1. Homework Statement
Two atoms approach each other. One is part of a moving tip (IE like an STM tip), one is part of a fixed surface (so only one atom is moving). The two atoms interact via the Lennard-Jones potential, IE U(r) = $$-A/(r^6) + B/(r^12)$$ where r is the distance between the two atoms. The bottom atom, as said, is fixed; while the top atom can be modeled as if suspended from the end of a spring of stiffness k (IE, this model is used in place of having to calculate the total potential of the system adding all the L-J potentials of all the atoms in the STM tip and the surface).

The question of the problem is, at what distance between the two atoms will instability and occur and the tip "jumps" into contact with the surface?

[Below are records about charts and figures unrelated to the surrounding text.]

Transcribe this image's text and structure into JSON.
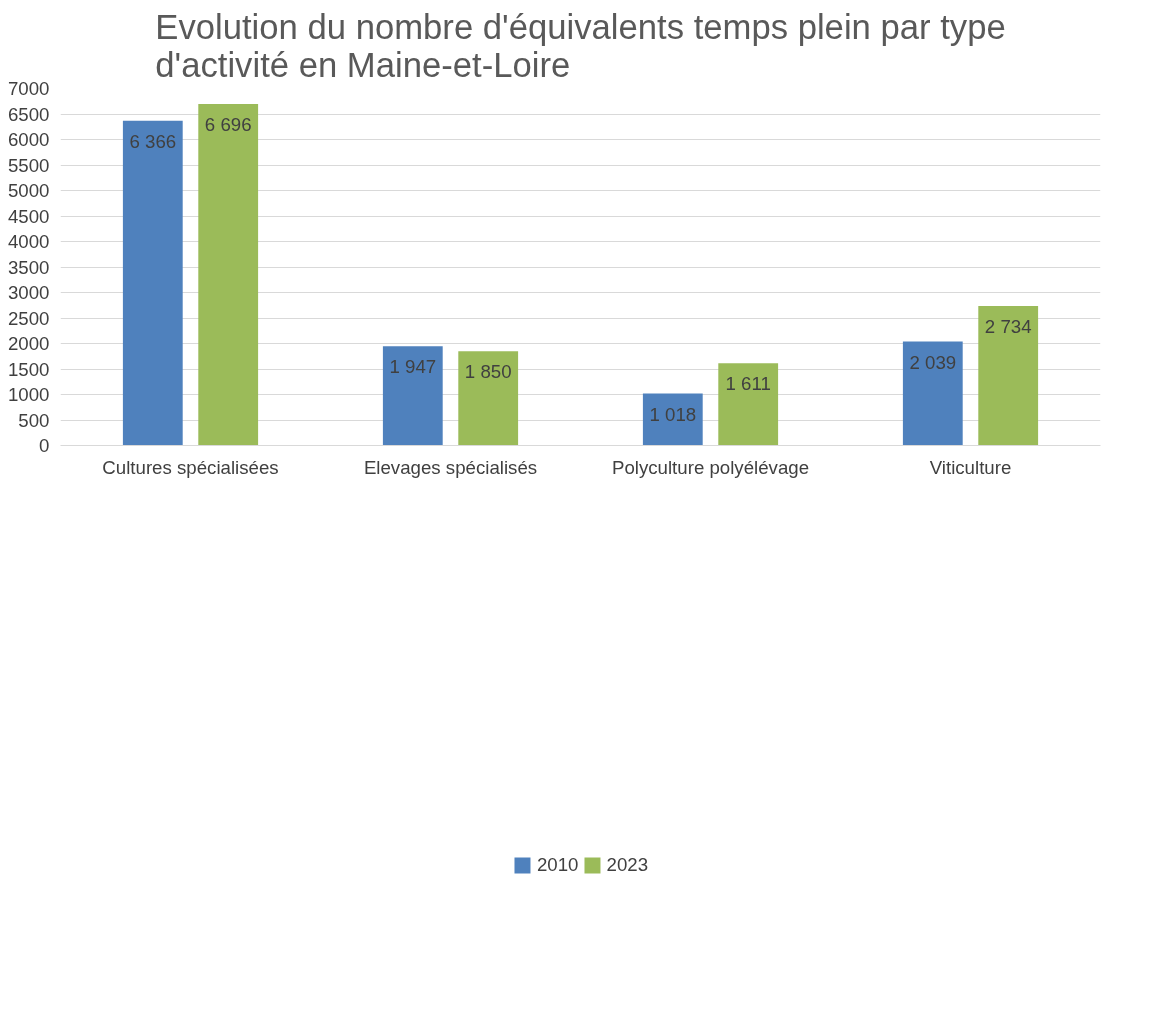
{
  "chart_data": {
    "type": "bar",
    "title": "Evolution du nombre d'équivalents temps plein par type d'activité en Maine-et-Loire",
    "categories": [
      "Cultures spécialisées",
      "Elevages spécialisés",
      "Polyculture polyélévage",
      "Viticulture"
    ],
    "series": [
      {
        "name": "2010",
        "color": "#4f81bd",
        "values": [
          6366,
          1947,
          1018,
          2039
        ],
        "value_labels": [
          "6 366",
          "1 947",
          "1 018",
          "2 039"
        ]
      },
      {
        "name": "2023",
        "color": "#9bbb59",
        "values": [
          6696,
          1850,
          1611,
          2734
        ],
        "value_labels": [
          "6 696",
          "1 850",
          "1 611",
          "2 734"
        ]
      }
    ],
    "ylim": [
      0,
      7000
    ],
    "yticks": [
      0,
      500,
      1000,
      1500,
      2000,
      2500,
      3000,
      3500,
      4000,
      4500,
      5000,
      5500,
      6000,
      6500,
      7000
    ],
    "grid": "y",
    "legend": "bottom"
  }
}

However, I am not having a problem with that part. I am not quite sure how to construct the potential energy function of this system to begin with! (Note: this problem is from Israelachvili's Intermolecular and Surface Forces, which I've just begun reading).

2. Homework Equations

My real problem here is my utter inability with springs. I know that if the two atoms are separated by a distance r, the L-J potential will be $$-Ar^-6 + Br^-12$$, where the first term is the attractive vdw interaction and the second term is the repulsive electron overlap (at smaller distances). But what is the contribution to system potential due to the spring? Is it $$(1/2)kr^2$$?

3. The Attempt at a Solution

My attempt is: the potential, U(r) = $$(1/2)kr^2 - A(r^-6) + B(r^-12)$$

This potential btw doesn't return the right numerical values (IE for the distances of instability), so I am doubting it's right. Any help would be great.